Thank you. I don't know if you meant this to happen, but this post was very moving.

I kind-of went through an opposite shift: Up until a few years ago I believed that software development problems can be solved by better structure of the code, distribution of responsibilities across classes, occasional use of patterns, etc.

Then I changed my perspective. I know think that the process is a much more dominant factor. Baby steps, TDD, etc. will improve the quality of the program much more than any code-level thing.

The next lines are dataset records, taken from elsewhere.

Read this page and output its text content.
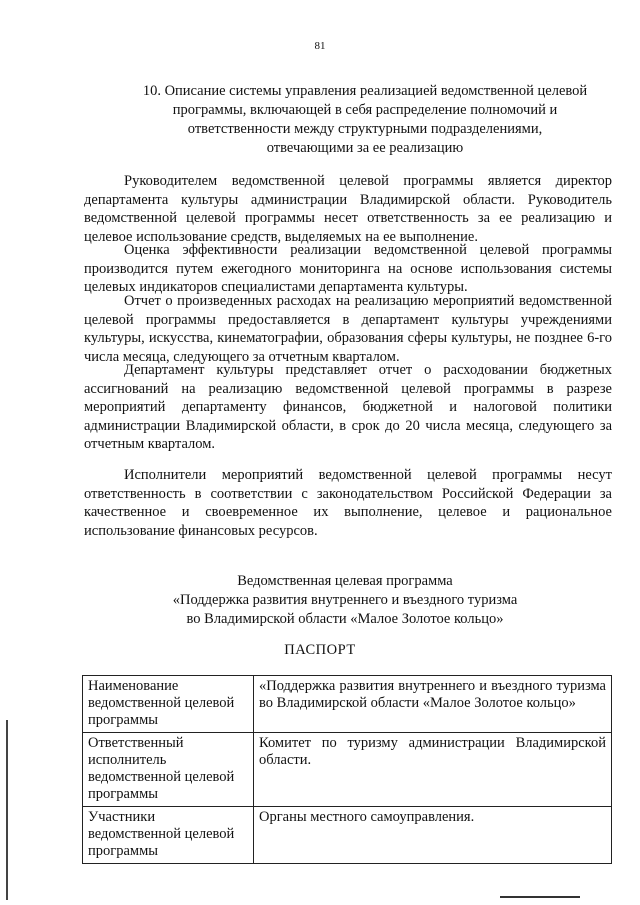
81
10. Описание системы управления реализацией ведомственной целевой
программы, включающей в себя распределение полномочий и
ответственности между структурными подразделениями,
отвечающими за ее реализацию

Руководителем ведомственной целевой программы является директор департамента культуры администрации Владимирской области. Руководитель ведомственной целевой программы несет ответственность за ее реализацию и целевое использование средств, выделяемых на ее выполнение.

Оценка эффективности реализации ведомственной целевой программы производится путем ежегодного мониторинга на основе использования системы целевых индикаторов специалистами департамента культуры.

Отчет о произведенных расходах на реализацию мероприятий ведомственной целевой программы предоставляется в департамент культуры учреждениями культуры, искусства, кинематографии, образования сферы культуры, не позднее 6-го числа месяца, следующего за отчетным кварталом.

Департамент культуры представляет отчет о расходовании бюджетных ассигнований на реализацию ведомственной целевой программы в разрезе мероприятий департаменту финансов, бюджетной и налоговой политики администрации Владимирской области, в срок до 20 числа месяца, следующего за отчетным кварталом.

Исполнители мероприятий ведомственной целевой программы несут ответственность в соответствии с законодательством Российской Федерации за качественное и своевременное их выполнение, целевое и рациональное использование финансовых ресурсов.

Ведомственная целевая программа
«Поддержка развития внутреннего и въездного туризма
во Владимирской области «Малое Золотое кольцо»
ПАСПОРТ
Наименование ведомственной целевой программы	«Поддержка развития внутреннего и въездного туризма во Владимирской области «Малое Золотое кольцо»
Ответственный исполнитель ведомственной целевой программы	Комитет по туризму администрации Владимирской области.
Участники ведомственной целевой программы	Органы местного самоуправления.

I guess my next shift (no doubts, it will come) will take me back to Tech. land.

-Itay
http://javadots.blogspot.com

Richard Sheridan (Twitter Menloprez)

Michael -

Thank you for this (com)passionate post. It echoes my own walk and I had the opportunity to lead one team to agile when I was a VP and then build another from scratch as an entrepreneur. My programming career started in 1971 as a freshman in high school. I had my first programming job in 1973 and I couldn't believe people would pay me to do this thing I loved to do (I felt a bit guilty because I thought work was not supposed to be enjoyed that much.) I then became more of a professional programmer after getting a couple of degrees from a good university. That's when I began to question my career choice. Overtime was a "silent requirement" to keeping your spot on the team. Talking to customers was forbidden (at one place I worked the salespeople were fined $50 each time they were caught talking to a programmer!) Each of us became towers of knowledge which was supposedly efficient and meant we had job security. What is usually meant was missed vacations and family events because you couldn't scale "you" except be working overtime.

I am thrilled to say I've come out the other side for 10 years running. The joy is back! I don't code anymore but I am sitting in the same room (no walls, cubes or offices for anyone --- even the CEO), so I get to see the joy every day. 40 hour work weeks and never a weekend. Vacation requests are always honored. We meet our deadlines because if we need more done we can add more people -- its the hidden secret to pairing, coding standards, unit testing and code stewardship. Its amazing to me how few "agile teams" actually use ANY of those practices and they still call themselves agile! Its not perfect, but its a team and its a team that takes responsibility for itself! You can't imagine what its like to be a CEO of such a place. I hope you get a chance to visit sometime.

Ravi Mohan

"So, I've moved almost completely back into tech"

Welcome Home!

JonKernPA

A beautiful post, Michael.

For me, it's about People, Process, and Tools -- in that order.

You seem to have all three mastered. No matter your type of participation in a gig and your personal feelings of "success," I am sure you always have a positive impact on everyone you touch.